AdvaMed welcomed the recent signing of the United States-Mexico-Canada Agreement, pointing to several provisions it hopes will lower non-tariff barriers to cross-border commerce related to inspections, regulation and reimbursement.
Following the Nov. 30 signing of the pact by President Trump and his counterparts in Canada and Mexico, the lobby for most big medical device companies highlighted why it thinks the NAFTA replacement is a good deal for the medical device industry. Lawmakers still need to sign off on the deal in the three countries.
USMCA, like its predecessor, is a lengthy document with far-reaching implications for many industries and people in the U.S., Canada and Mexico. The full extent of that impact will only become clear once the agreement has been in effect for years, but interest groups have already assessed the likely results of the deal and claimed victories.
“We believe the United States-Mexico-Canada Agreement represents a significant step forward in terms of transparency, regulatory fairness and ensuring open access to the markets of all three countries,” AdvaMed CEO Scott Whitaker said in a statement Thursday. “The agreement includes new provisions that apply to medical devices that will foster greater patient access to the latest medical technology innovations and further regulatory harmonization.”
Relevant provisions to the medical device industry include a commitment that the countries will work to improve their cooperation on inspections of quality management systems. This will entail the recognition of audits that follow the requirements of the Medical Device Single Audit Program and are performed by authorized auditing organizations, regardless of whether the body is based in the U.S., Canada or Mexico.
That change is one of several ways in which USMCA is designed to bring down non-tariff barriers to trade. Other chapters of the trade agreement with that broad goal cover good regulatory practices (GRPs) and medical device reimbursement.

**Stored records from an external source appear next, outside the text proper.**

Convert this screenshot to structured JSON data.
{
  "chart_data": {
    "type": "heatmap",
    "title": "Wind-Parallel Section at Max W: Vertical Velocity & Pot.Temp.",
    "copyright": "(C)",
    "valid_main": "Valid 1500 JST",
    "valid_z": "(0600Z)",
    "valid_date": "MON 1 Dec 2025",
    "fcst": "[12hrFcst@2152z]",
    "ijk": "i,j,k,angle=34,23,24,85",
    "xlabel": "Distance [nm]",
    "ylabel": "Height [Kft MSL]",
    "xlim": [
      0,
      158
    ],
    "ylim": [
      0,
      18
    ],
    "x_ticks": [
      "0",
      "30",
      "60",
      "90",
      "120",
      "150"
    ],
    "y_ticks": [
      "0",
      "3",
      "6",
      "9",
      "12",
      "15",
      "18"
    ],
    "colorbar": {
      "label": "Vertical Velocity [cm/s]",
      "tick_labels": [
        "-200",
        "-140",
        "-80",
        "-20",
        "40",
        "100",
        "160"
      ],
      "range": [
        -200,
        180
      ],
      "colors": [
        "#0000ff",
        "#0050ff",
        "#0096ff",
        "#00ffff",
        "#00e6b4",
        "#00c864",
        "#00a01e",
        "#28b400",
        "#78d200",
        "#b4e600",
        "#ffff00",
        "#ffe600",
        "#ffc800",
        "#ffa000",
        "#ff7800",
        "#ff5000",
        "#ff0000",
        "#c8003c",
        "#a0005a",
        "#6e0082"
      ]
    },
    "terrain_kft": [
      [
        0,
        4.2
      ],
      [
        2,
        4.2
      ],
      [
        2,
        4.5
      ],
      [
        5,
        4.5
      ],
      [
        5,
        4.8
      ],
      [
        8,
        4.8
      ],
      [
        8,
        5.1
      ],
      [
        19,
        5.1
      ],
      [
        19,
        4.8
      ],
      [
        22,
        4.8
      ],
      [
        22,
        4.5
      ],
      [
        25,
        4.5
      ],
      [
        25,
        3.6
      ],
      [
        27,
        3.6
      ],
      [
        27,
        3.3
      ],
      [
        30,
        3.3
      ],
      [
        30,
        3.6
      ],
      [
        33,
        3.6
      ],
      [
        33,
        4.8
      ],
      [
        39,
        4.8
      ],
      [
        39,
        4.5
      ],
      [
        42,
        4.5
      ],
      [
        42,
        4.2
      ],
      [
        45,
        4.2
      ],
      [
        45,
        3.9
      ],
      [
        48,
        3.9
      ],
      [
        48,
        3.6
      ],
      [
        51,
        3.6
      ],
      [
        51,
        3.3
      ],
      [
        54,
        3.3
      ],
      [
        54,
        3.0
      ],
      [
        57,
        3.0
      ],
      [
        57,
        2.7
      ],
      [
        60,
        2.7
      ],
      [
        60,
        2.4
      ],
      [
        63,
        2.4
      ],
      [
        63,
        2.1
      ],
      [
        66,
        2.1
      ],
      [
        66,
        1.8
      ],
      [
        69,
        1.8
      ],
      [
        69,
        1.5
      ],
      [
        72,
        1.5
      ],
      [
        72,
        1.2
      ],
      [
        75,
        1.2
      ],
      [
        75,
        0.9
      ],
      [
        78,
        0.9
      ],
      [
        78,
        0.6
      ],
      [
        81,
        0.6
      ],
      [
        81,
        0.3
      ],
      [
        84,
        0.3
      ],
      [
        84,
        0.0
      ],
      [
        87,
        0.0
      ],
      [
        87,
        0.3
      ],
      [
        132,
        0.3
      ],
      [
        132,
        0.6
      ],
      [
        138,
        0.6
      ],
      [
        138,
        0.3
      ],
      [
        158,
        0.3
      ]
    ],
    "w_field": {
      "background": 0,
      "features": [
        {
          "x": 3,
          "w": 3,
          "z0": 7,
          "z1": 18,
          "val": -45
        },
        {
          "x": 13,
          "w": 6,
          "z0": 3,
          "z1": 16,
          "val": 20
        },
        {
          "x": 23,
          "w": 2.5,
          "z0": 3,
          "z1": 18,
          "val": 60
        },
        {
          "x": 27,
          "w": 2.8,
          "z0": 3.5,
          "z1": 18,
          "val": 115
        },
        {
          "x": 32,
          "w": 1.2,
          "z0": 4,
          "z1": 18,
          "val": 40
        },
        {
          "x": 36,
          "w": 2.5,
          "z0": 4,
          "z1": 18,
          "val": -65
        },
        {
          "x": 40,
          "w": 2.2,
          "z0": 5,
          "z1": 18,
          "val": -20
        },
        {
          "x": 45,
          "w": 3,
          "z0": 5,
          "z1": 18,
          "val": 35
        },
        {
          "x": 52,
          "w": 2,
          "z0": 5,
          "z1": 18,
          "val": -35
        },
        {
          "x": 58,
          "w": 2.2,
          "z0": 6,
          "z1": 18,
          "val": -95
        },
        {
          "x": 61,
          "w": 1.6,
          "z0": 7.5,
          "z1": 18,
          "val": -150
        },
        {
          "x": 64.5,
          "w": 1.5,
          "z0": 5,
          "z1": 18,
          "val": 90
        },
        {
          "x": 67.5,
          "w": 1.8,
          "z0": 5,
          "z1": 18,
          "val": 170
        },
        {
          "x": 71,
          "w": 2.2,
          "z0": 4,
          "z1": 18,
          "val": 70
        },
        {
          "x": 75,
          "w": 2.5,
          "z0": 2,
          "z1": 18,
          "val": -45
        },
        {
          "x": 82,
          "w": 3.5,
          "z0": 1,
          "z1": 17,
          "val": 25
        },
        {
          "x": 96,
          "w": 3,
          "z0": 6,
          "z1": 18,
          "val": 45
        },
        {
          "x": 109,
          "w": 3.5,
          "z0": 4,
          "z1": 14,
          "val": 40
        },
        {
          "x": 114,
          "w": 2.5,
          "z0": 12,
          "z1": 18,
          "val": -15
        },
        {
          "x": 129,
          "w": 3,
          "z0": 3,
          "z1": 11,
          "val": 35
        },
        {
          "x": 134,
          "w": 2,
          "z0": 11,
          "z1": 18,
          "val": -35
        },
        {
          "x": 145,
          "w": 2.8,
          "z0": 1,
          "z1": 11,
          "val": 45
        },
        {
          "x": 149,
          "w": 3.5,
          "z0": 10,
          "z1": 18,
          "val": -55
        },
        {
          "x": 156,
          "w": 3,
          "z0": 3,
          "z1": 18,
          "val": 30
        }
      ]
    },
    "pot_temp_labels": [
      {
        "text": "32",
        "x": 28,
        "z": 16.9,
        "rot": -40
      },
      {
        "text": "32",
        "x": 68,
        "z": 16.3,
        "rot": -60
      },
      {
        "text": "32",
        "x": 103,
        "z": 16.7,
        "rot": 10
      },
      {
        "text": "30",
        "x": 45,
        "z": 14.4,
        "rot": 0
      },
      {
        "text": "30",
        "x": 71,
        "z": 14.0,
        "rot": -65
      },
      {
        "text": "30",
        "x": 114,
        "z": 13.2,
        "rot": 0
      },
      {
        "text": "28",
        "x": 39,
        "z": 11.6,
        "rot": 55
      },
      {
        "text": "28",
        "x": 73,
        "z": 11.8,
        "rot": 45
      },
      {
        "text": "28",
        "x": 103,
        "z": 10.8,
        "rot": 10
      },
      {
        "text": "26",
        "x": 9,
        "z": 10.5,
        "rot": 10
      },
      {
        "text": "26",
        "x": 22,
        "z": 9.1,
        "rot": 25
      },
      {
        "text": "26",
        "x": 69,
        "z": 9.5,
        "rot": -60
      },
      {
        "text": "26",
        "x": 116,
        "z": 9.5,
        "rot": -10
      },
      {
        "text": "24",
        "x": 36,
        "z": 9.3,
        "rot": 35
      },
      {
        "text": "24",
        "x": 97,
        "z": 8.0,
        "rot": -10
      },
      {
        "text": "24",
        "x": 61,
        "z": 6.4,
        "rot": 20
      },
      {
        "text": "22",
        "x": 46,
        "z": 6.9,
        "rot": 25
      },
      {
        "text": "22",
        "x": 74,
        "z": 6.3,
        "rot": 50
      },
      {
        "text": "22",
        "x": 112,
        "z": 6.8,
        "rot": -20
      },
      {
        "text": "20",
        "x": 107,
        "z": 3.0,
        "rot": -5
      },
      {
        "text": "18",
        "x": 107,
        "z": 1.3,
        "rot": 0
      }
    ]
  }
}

The chapter on GRPs is designed to ensure that high-quality data and scientific evidence underpin all regulations in the U.S., Canada and Mexico. That means regulators must “seek the best, reasonably obtainable information” when developing their positions and be transparent about the sources they use. To ensure the industry understands the regulations and how they were developed, each country must maintain a website containing the relevant information and communicate in plain language.
That focus on transparency carries through to the section on medical device reimbursement, which indicates that when a national body makes a reimbursement decision, it should do so within a reasonable amount of time and while following publicly-available rules. The deal states applicants should have the chance to comment during the decision process and appeal the ruling.
Other important changes include the creation of a harmonized definition of medical devices and the inclusion of a chapter on technical barriers to trade. AdvaMed contends these provisions will work hand in hand with the changes to GRPs and reimbursement to make it easier for U.S. exporters to access the Canadian and Mexican markets.
While these changes could have positive effects on the volume of trade between the countries, there may be less scope for growth than there was when NAFTA was implemented in 1994. Following the passage of that tariff-busting deal, U.S. manufacturers became increasingly reliant on plants in Mexico for parts used in the assembly of medical devices. By 2016, the trade in medical equipment between the three countries had grown to $16.5 billion, a 760% increase over the pre-NAFTA level, according to Medical Product Outsourcing.
The signing of the deal by the leaders of the U.S., Canada and Mexico moves the agreement a step closer to approval, but other politicians in each of the countries still need to formally back the text. AdvaMed is urging the U.S. Congress and the governments of Canada and Mexico to approve USMCA as quickly as possible.
However, with Democrats now controlling the House of Representatives, it is possible the deal may get held up in Congress, both because of an unwillingness to help President Trump and a belief that the deal has flaws.
Sen. Sherrod Brown, D-Ohio, is among the lawmakers who think the shortcomings of the deal warrant actions to slow its progress toward ratification.
"The president needs to talk to Congress on this, and we can go back to the table with the Mexicans and the Canadians and do stronger labor standards," Brown told CNN. "This doesn't live up to the promise the president said, that it would be a renegotiated NAFTA, helping workers and stopping outsourcing, because it doesn't do that yet. I'm hoping that it will."
Even if Congress and its counterparts in Canada and Mexico wave through the deal, it will still likely be months before medical device companies benefit from the agreement. Most of the provisions set are expected to come into force in 2020.